Co by było, gdyby odrzucił to, co mu oferowała? Rozważał to, co prawda
nigdy nie na poważnie, ale jednak. Pamiętał obietnicę, która ich połączyła
– i która powracała raz po raz, wciąż niespełniona. Tę samą, którą
równie dobrze mógłby uznać za zmyślny sposób zmuszenia go do darzenia
tej istoty choćby szczątkowym zaufaniem, o lojalności nie wspominając.
Czasami
miał wrażenie, że to nie Selene, ale dawno wypowiedziane słowa uczyniły
go tym, kim był teraz.
„Jesteś
moja. I niezależnie od wszystkiego, zawsze będziesz. Nieważne, co się
stanie, zawsze cię znajdę”…
Zacisnął
dłonie w pieści, choć to uświadomił sobie dopiero w chwili, w której
poczuł napięte mięśnie zapulsowany bólem. Obraz na moment zamazał się
od zbyt intensywnego wpatrywania w jednego punkt.
– Ehm…
Dorianie?
Wzdrygnął
się, słysząc zatroskany głos Eleny. Uświadomił sobie, co robi i spróbował
nad sobą zapanować. Z opóźnieniem spojrzał na dziewczynę, wciąż
czując się trochę tak, jakby wyrwał się ze snu. Niechciane myśli nie ustępowały,
nagle zbyt żywe, by mógł w pełni je zignorować.
– Wybacz,
zamyśliłem się – rzucił wymijająco. „Znów?”, doszukał się w jej spojrzeniu,
ale przynajmniej nie próbowała drążyć. – Dawno z nikim nie rozmawiałem
na ten temat.
– Umieranie
to zdecydowanie nie coś, do czego ma się ochotę wracać.
Parsknął,
choć zdecydowanie nie było mu do śmiechu. Po prostu weź się
w garść, nakazał sobie stanowczo. Sposób, w jaki się czuł,
ani trochę mu nie odpowiadał. Zniecierpliwienie również, zwłaszcza że
zdążył do niego przywyknąć… A przynajmniej tak sądził. Im dłużej
jednak rozważał to, co mógł powiedzieć Elenie, tym wyraźniej widział, że jednak
niekoniecznie.
Zacisnął
usta.

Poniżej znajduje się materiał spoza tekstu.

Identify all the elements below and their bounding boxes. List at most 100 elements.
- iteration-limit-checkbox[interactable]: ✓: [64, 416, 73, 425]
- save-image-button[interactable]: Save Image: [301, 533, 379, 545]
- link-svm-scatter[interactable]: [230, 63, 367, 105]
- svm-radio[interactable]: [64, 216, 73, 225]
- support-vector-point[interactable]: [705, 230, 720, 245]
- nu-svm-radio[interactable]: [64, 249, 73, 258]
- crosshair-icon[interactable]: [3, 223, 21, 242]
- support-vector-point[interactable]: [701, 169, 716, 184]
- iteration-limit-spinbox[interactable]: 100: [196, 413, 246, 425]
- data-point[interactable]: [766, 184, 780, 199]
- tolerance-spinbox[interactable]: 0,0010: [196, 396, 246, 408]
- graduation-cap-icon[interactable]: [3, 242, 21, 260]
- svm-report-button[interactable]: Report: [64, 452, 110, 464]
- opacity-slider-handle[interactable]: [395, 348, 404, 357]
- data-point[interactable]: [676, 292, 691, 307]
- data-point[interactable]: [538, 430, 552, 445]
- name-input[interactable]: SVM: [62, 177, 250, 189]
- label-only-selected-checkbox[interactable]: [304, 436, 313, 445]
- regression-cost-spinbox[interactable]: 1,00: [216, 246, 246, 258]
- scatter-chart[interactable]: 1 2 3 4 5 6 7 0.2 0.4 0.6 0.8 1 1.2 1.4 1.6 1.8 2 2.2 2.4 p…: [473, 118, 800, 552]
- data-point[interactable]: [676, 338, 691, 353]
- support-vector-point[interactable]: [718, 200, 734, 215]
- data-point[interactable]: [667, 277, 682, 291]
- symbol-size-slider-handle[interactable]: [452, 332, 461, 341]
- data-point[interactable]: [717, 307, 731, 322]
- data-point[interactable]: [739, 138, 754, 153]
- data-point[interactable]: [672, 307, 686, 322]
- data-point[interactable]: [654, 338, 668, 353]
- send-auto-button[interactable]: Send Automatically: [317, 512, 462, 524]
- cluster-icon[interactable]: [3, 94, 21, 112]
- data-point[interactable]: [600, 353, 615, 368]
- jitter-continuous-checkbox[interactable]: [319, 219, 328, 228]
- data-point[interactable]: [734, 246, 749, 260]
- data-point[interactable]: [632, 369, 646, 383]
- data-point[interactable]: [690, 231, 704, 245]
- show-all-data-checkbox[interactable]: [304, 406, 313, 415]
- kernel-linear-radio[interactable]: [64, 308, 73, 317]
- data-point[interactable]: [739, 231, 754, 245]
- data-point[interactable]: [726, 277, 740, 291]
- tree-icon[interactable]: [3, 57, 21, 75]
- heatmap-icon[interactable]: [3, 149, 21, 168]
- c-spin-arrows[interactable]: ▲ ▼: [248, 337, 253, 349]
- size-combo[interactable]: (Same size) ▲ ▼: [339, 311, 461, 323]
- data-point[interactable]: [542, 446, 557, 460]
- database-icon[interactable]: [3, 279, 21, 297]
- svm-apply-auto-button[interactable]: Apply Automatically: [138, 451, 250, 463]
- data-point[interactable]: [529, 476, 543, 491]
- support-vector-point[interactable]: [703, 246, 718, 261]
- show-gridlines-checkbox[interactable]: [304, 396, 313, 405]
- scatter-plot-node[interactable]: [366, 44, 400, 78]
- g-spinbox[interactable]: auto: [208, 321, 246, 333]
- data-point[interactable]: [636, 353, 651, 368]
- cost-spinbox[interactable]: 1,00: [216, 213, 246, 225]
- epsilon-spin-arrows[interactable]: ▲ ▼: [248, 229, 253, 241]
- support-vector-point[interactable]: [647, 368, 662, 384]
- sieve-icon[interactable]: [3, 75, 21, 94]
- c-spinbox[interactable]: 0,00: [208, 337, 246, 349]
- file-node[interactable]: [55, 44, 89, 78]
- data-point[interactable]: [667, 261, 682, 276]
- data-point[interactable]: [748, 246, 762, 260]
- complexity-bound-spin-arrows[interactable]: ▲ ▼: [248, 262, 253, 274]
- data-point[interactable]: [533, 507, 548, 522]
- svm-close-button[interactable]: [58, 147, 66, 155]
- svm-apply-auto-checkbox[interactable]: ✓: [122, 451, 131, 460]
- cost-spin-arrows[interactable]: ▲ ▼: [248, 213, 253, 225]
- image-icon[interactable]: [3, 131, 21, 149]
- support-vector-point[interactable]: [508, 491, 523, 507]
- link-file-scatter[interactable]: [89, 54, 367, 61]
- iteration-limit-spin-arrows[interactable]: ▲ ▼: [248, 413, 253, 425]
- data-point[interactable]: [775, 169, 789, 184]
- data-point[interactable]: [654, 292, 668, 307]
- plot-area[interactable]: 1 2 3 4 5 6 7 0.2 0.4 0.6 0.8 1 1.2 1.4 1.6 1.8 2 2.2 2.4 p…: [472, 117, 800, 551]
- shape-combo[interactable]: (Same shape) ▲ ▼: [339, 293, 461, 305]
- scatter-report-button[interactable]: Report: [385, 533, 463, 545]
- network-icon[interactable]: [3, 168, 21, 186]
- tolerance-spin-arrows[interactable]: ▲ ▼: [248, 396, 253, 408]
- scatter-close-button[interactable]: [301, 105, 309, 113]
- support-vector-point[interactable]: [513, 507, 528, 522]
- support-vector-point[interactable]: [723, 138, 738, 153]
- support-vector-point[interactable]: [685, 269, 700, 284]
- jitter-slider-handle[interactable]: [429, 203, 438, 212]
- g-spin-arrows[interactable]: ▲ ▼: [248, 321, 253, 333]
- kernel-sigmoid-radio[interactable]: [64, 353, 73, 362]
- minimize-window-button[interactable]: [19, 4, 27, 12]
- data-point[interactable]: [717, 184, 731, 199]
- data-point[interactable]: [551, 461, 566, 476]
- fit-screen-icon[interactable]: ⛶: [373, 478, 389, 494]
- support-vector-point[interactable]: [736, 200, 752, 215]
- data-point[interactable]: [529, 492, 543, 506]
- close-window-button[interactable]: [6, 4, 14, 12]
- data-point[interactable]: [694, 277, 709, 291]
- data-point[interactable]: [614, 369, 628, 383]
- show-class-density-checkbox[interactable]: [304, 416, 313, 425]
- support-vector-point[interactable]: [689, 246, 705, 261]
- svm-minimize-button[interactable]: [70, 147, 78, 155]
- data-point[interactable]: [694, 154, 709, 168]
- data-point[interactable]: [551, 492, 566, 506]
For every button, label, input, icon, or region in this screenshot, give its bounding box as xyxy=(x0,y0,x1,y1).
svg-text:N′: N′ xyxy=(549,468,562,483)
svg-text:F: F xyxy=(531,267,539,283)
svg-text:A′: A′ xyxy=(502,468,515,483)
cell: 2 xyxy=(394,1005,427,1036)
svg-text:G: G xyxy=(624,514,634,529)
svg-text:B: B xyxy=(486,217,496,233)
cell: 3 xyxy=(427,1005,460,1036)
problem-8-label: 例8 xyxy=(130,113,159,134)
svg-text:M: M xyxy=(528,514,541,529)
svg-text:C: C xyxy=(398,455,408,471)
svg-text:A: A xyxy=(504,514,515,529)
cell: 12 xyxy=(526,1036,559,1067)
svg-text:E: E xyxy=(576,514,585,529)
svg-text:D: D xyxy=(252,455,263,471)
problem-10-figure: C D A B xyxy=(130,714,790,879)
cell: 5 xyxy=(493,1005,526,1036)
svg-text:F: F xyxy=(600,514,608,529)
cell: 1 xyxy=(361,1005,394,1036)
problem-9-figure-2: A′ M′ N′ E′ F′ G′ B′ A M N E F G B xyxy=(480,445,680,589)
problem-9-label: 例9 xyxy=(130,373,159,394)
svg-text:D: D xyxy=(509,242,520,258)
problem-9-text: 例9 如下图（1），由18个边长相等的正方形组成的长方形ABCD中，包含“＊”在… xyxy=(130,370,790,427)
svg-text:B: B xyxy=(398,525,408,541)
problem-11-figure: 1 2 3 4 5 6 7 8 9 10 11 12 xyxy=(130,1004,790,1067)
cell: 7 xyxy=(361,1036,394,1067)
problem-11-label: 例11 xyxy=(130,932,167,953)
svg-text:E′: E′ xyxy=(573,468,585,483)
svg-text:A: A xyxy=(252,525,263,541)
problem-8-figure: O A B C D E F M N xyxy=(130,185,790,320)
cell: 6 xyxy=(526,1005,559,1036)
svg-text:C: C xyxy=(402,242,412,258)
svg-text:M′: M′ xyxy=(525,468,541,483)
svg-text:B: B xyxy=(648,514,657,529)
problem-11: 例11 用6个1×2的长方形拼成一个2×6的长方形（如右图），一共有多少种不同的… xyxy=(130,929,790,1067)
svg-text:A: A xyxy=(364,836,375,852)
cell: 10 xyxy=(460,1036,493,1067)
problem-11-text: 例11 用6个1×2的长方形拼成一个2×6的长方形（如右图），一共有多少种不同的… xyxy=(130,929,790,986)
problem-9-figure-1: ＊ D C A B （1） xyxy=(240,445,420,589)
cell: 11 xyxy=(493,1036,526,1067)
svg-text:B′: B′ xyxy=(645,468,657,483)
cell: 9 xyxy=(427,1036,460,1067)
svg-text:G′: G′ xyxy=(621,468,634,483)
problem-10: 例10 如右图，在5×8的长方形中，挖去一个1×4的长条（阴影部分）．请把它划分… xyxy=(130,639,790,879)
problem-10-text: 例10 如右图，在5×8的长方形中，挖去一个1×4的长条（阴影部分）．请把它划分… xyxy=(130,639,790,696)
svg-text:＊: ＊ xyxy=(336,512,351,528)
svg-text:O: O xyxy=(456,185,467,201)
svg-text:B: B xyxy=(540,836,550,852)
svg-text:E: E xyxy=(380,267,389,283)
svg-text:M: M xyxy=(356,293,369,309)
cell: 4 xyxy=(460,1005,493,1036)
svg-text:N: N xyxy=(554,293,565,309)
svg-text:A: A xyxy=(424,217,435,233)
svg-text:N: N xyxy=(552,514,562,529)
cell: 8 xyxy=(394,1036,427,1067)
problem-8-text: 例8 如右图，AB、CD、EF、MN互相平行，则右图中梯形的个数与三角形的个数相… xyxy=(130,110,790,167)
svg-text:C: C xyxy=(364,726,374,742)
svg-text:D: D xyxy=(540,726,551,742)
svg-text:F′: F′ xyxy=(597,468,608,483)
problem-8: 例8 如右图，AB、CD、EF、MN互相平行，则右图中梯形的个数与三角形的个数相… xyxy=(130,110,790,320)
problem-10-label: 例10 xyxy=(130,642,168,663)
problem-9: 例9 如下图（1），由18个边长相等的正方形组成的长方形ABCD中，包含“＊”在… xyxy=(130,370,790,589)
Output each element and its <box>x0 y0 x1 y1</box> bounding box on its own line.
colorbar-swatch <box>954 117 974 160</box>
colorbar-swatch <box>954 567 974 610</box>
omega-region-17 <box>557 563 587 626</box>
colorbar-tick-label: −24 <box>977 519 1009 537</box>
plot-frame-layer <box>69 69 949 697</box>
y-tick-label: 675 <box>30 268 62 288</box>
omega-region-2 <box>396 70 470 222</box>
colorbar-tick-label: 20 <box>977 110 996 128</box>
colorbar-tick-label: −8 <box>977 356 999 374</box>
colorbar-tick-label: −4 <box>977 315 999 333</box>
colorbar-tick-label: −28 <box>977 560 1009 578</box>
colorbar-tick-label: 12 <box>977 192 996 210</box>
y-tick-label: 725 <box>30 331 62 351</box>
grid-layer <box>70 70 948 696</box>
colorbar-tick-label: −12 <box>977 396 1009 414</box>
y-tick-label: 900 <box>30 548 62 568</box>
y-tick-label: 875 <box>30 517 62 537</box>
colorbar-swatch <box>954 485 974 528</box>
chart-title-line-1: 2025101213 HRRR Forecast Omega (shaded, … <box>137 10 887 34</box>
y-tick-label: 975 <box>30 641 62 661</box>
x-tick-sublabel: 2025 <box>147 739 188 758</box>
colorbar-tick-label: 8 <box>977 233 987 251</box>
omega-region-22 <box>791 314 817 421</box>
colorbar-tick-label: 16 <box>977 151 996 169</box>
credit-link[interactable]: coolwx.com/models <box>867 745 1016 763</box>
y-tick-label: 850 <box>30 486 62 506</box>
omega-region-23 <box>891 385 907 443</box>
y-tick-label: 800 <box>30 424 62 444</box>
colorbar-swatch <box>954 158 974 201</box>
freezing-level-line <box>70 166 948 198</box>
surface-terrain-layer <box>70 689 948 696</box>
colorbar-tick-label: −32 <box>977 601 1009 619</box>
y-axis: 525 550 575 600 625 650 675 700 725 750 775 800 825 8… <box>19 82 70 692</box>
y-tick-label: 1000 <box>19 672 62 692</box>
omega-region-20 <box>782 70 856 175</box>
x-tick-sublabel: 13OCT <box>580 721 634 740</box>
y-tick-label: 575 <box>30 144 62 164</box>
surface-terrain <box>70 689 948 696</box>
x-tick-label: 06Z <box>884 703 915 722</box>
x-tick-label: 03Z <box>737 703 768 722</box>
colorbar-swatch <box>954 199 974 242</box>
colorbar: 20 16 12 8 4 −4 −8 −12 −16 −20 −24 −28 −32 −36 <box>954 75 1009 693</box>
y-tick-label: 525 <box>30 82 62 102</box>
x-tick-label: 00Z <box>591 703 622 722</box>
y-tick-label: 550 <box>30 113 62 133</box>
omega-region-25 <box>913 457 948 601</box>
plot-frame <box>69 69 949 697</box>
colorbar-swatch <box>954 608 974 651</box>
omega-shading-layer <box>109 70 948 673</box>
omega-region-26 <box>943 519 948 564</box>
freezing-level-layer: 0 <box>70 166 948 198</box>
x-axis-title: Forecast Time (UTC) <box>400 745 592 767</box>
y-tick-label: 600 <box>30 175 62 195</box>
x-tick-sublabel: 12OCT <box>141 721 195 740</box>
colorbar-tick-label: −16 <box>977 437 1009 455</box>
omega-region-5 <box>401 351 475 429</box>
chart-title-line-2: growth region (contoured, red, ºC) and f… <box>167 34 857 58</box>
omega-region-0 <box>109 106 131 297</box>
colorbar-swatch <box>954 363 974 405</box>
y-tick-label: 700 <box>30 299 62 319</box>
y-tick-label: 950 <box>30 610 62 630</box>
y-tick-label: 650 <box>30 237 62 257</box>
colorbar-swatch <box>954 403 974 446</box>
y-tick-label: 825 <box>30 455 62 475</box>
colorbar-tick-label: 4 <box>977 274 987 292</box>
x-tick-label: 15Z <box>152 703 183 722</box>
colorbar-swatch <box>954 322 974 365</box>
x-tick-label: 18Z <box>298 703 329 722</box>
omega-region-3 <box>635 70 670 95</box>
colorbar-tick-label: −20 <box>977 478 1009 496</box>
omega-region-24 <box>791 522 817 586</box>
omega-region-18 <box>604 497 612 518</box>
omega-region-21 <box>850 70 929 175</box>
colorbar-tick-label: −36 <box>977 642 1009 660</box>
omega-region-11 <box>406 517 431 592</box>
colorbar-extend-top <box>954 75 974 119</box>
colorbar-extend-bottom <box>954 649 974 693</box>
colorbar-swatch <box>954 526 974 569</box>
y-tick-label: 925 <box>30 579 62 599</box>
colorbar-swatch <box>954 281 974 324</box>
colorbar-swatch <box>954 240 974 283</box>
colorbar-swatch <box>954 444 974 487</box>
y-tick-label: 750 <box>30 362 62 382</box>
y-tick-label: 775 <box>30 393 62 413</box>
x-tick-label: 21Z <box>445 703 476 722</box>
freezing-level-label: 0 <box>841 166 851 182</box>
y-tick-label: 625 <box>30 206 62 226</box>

Czy powinien uznać to za wpływ Ciemności i cieni,
które tak nagle pojawiły się w dotychczas w pełni oddanym
bogini świecie? To brzmiało jak wygodna wymówka, ale…
– Eleno? –
rzucił pod wpływem impulsu. Zanim zdążył zastanowić się nad doborem
słów, dziewczyna spojrzała na niego z mieszanką zaciekawienia i wątpliwości.
– Czy uważasz, że… niektóre obietnice mogą przetrwać nawet po śmierci?
Znaczy… Och, nie zrozum mnie źle. Tak tylko sobie gdybam –
zapewnił, chociaż wiedział, że jego zachowanie sugerowało coś zupełnie
innego. – Ale czy miałaś kiedyś poczucie, że istnieje osoba, którą
odszukałabyś niezależnie od tego, co się wydarzy?
Spojrzał na nią
wyczekująco, coraz bardziej żałując własnych słów. Nie powinien poruszać
tego tematu. Nie z kimś, kogo nawet nie znał, choć paradoksalnie
właśnie ta świadomość sprawiła, że łatwiej przyszło mu prowadzenie tej
rozmowy. Nie miał pojęcia, czy to wpływ jeziora, Ciemności, samej
Eleny, czy bogini raczyła wiedzieć czego jeszcze. Przywykł do odsuwania
pewnych myśli, a jednak teraz stał tutaj, bredząc trzy po trzy i powoli
zmierzając w kierunku, który wolałby zignorować.
Spodziewał się
wielu rzeczy, z naciskiem na kolejne zatroskane pytanie o to,
czy wszystko z nim w porządku. To albo jakąś naprędce
wymyśloną wymówkę, którą dziewczyna wykorzystałaby, żeby szybko się ewakuować.
Zrozumiałby to, dobrze wiedząc, że rozmowa zeszła na co najmniej dziwne
tory, ale…
A jednak w jasnych
oczach Eleny doszukał się wyłącznie zrozumienia.
– Mój facet
jest demonem i na dzień dobry oznajmił mi, że umrę wtedy, kiedy mi na
to pozwoli – oznajmiła takim tonem, jakby właśnie rozmawiali o pogodzie.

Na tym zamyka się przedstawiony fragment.